Frederick points the gun at Rasmus, preparing to shoot him before he can leave to continue spreading the infection. Martin jumps in between them and tries to talk Frederick down. He tries to convince Frederick to stand down and let them go. Frederick says that they don’t know what he’s done, what he’s sacrificed and what he’s capable of. Martin replies that they’ve got a pretty good idea. Now he should lower the gun and let them go. Martin takes a step toward Frederick, and Frederick shoots him in the shoulder. Rasmus stands there, frozen.
Frederick prepares to shoot Rasmus, apologizing as he works up to it. Simone runs at Frederick and shoves him as he fires, forcing him to miss and fall to the ground. Patrick pulls up with one of the Strangers’ cars, and they all pile in.
Rasmus is contagious, Martin is shot, and 4 of them have taken the evil capsules, but they’ve escaped Apollon. They drive to the wall. There’s a gate that’s surrounded by guards, including Thomas. They exchange useful information, like that one side has Rasmus, and that several of them will die the minute they try to go through the gate.
Patrick grabs Thomas and holds him at knifepoint.
Since Simone didn’t take a pill and isn’t contagious or carrying the cure within her, she’s the only one who can leave. The others talk her into it. Except she’s going to drive through the gate, out into the world, with Rasmus in the car. WHAT??? I find it hard to believe that Simone would suddenly be that irresponsible.
She says a tearful goodbye to everyone, especially Martin, who kisses her goodbye.

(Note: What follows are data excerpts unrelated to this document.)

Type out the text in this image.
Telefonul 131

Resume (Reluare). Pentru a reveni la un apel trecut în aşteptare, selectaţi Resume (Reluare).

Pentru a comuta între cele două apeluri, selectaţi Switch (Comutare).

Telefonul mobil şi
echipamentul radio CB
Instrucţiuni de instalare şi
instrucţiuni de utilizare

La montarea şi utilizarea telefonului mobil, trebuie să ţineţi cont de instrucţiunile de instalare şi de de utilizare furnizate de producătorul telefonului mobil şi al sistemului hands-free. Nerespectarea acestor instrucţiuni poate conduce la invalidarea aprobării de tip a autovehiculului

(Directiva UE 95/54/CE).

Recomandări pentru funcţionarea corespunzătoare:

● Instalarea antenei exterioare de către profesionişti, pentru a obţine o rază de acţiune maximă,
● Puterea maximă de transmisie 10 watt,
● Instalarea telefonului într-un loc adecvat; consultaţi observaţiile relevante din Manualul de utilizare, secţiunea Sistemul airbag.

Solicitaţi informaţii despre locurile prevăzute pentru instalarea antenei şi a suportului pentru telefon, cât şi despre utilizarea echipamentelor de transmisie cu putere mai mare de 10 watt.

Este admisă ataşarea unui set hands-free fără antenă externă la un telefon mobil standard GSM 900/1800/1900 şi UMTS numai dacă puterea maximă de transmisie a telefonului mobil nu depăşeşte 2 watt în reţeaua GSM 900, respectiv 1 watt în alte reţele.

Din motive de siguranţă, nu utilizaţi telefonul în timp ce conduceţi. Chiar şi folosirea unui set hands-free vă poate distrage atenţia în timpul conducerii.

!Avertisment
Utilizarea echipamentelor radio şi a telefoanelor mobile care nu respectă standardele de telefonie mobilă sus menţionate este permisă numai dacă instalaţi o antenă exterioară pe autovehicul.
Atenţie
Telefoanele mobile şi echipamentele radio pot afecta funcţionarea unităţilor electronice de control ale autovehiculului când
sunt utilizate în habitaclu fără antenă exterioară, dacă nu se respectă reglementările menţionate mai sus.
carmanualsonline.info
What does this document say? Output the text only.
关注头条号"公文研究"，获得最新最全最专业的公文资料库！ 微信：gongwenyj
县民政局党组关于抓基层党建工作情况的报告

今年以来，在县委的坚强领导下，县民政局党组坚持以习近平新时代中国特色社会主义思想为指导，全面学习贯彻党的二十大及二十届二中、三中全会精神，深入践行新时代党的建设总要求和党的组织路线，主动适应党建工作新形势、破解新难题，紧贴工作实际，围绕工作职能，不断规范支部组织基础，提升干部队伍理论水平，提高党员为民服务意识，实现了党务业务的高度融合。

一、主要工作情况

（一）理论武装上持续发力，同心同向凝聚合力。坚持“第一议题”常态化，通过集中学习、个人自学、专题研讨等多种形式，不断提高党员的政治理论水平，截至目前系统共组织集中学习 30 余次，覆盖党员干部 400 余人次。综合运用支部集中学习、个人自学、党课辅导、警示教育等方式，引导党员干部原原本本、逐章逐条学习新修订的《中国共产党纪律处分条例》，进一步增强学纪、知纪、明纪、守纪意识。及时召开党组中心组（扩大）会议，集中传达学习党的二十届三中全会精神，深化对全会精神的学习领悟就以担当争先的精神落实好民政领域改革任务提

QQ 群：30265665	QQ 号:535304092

She starts driving. The guards won’t shoot as long as she has Rasmus in the car. He’s still their only hope of getting out of the zone.
Simone drives forward a few feet, then turns around. She won’t go without the others. She stops and herds everyone else back into the car like a mother hen. It’s adorable. They drive back into the zone. It’s their place, anyway.
Rasmus lies there listlessly. I’ll give him a pass this time. He’s had a really bad couple of days.
After he makes sure the other guards don’t shoot,
Javert Thomas tells them that he’ll be coming for them.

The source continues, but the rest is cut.